A summary of the resolution reads, “This proposed constitutional amendment establishes hunting, fishing, and the harvesting of wildlife, including by the use of traditional methods, as a constitutional right subject only to such regulations and restrictions that promote wildlife conservation and management as the Legislature may prescribe by general law.”

Jim Walker, spokesman for the Mississippi Department of Wildlife, Fisheries and Parks, explained this bill started in the state House of Representatives and was signed by the governor in 2012. It amends the Mississippi constitution to give people the right, not privilege to hunt.

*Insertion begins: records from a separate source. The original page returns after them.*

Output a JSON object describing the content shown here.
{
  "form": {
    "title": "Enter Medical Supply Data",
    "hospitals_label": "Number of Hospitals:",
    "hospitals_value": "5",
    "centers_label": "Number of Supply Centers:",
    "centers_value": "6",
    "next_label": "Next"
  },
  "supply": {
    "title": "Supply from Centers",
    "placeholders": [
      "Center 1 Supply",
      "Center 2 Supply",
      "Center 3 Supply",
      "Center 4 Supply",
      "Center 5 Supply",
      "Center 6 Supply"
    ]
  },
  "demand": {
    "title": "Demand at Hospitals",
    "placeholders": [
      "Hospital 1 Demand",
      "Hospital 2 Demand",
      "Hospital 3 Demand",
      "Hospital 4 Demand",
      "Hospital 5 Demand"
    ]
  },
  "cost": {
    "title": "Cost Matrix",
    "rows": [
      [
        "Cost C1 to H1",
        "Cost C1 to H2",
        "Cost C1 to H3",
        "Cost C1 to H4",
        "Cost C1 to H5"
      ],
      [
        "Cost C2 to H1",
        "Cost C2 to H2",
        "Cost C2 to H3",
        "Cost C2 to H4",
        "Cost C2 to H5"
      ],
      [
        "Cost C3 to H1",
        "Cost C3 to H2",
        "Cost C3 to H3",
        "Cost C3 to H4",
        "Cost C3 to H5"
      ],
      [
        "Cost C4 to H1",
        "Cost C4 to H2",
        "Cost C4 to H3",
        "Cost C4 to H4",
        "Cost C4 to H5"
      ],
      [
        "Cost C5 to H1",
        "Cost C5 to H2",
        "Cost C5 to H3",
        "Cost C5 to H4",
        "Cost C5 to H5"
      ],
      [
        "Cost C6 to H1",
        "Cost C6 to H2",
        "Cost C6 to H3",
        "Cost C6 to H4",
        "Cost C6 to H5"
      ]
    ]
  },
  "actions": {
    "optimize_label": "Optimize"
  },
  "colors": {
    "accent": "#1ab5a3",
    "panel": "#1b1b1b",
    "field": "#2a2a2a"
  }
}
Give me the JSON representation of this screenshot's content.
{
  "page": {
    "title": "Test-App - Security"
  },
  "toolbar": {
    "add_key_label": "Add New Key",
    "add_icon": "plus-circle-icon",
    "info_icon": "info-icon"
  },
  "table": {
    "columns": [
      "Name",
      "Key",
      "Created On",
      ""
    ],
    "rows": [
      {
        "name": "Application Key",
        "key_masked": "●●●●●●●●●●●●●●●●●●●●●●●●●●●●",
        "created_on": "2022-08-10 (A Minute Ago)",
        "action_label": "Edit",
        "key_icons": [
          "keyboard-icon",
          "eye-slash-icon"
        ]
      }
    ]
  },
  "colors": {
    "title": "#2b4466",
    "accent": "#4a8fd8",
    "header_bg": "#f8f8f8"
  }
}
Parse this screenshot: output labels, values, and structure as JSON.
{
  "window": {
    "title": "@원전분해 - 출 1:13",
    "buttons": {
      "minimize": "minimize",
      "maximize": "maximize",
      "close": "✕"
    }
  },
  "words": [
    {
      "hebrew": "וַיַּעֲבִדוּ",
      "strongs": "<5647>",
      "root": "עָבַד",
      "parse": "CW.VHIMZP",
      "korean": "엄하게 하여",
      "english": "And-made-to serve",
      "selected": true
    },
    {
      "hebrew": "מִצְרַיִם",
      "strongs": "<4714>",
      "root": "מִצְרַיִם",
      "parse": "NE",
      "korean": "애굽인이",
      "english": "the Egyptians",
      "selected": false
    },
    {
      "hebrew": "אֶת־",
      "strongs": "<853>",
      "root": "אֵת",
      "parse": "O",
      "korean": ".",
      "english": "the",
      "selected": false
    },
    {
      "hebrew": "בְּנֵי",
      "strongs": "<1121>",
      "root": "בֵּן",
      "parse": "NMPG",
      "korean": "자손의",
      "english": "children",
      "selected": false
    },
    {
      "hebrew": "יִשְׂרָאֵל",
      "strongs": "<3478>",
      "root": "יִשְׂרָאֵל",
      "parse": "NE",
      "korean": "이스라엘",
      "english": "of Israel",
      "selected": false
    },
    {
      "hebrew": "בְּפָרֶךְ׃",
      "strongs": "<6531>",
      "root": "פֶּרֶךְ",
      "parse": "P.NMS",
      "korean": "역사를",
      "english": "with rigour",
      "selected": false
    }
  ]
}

“Hunting and fishing cross all lines – gender, racial, economic, etc.,” said Walker. “There are people who participate in some sort of hunting at one time or another. They may get a gun and a box of shells and go squirrel hunting, or they may go fishing.”

Walker said, “I encourage people to vote for this resolution. We don’t know what the political climate will be in the future, and if this passes, it will be difficult for any group in the future to take away the right to hunt and fish.”

“The legislature was very deliberate in the wording,” said Walker. “Regulations will stay the same. People will still have to have a license.”

Seventeen other states have amended their constitutions with similar resolutions. Vermont was the first to do so in the 1700s. Walker explained that hunting and fishing are a huge economic boost in the state because people who are involved in those sports purchase guns, fuel, trucks and boats, and there are the indirect things like clothing and food at local cafes which factor into the economy.

It also creates jobs.

Representative Scott Bounds, chairman of the House Wildlife Fisheries and Parks Committee, said “We felt Mississippi needed this resolution because other states had been threatened by anti-gun and anti-hunting groups who wanted to take away the right to hunt and fish.”

Bounds said, “This initiative guarantees hunting and fishing under general laws. For example, it would still be illegal to spotlight deer. And there would still be regulations.”

Bounds is also the co-chairman of the Mississippi Sportsmen’s Caucus which is the largest bi-partisan caucus advocating public policy on sound conservation practices and principles.

“This election will give people an opportunity to express their opinions on the rights for the future,” said Bounds. “I encourage everyone to turn out and vote to express whether to make it a right or not to hunt and fish.”